Investigating the Impact of Catalyst Penetration into Gas Diffusion Layer on the Performance of High-Temperature Polymer Electrolyte Membrane Fuel Cells

Abstract

The catalyst fabrication method, cell assembly, and operating conditions in polymer electrolyte membrane fuel cells (PEMFC) impact the catalyst penetration into the gas diffusion layer (GDL), alter its porous structure, and, consequently, the overall cell performance. This study investigates the effect of the catalyst layer (CL) penetration thickness, catalyst loading amount, and cell compression during assembly on species and current distributions, and overall cell performance. GDLs with large penetration thickness show a substantial resistance to reactant and proton transport, particularly at high current densities resulting in a drop in the cell performance. For zero, 50%, and 100% penetrations, the average current densities at an operating voltage of 0.4 V are 0.8329, 0.7920, and 0.71112 A cm−2, respectively. This indicates a performance loss of 5% and 15% for 50% and 100% penetrations in comparison to zero penetration. Higher catalyst loading results in greater penetration, negating the benefit of enhanced kinetics.
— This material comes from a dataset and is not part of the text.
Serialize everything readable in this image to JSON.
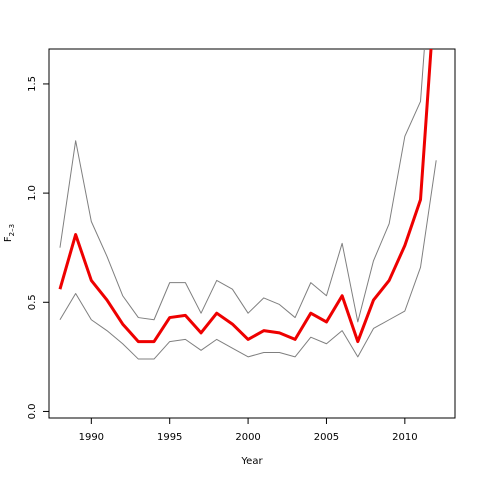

Performance typically decreases by 3%–5% for 50% penetration and 12%–15% for 100% penetration when penetration levels increase for a certain Pt loading. An attempt is made to investigate the interplay between the effect of reactant and proton transport limitations on their distributions and cell performance. The combined effect of catalyst penetration and cell compression during the assembly has a crucial impact on cell performance with the starvation of reactants at high-density regions. The study highlights the necessity of optimizing the penetration thickness, catalyst loading, and cell assembly to achieve maximum cell performance.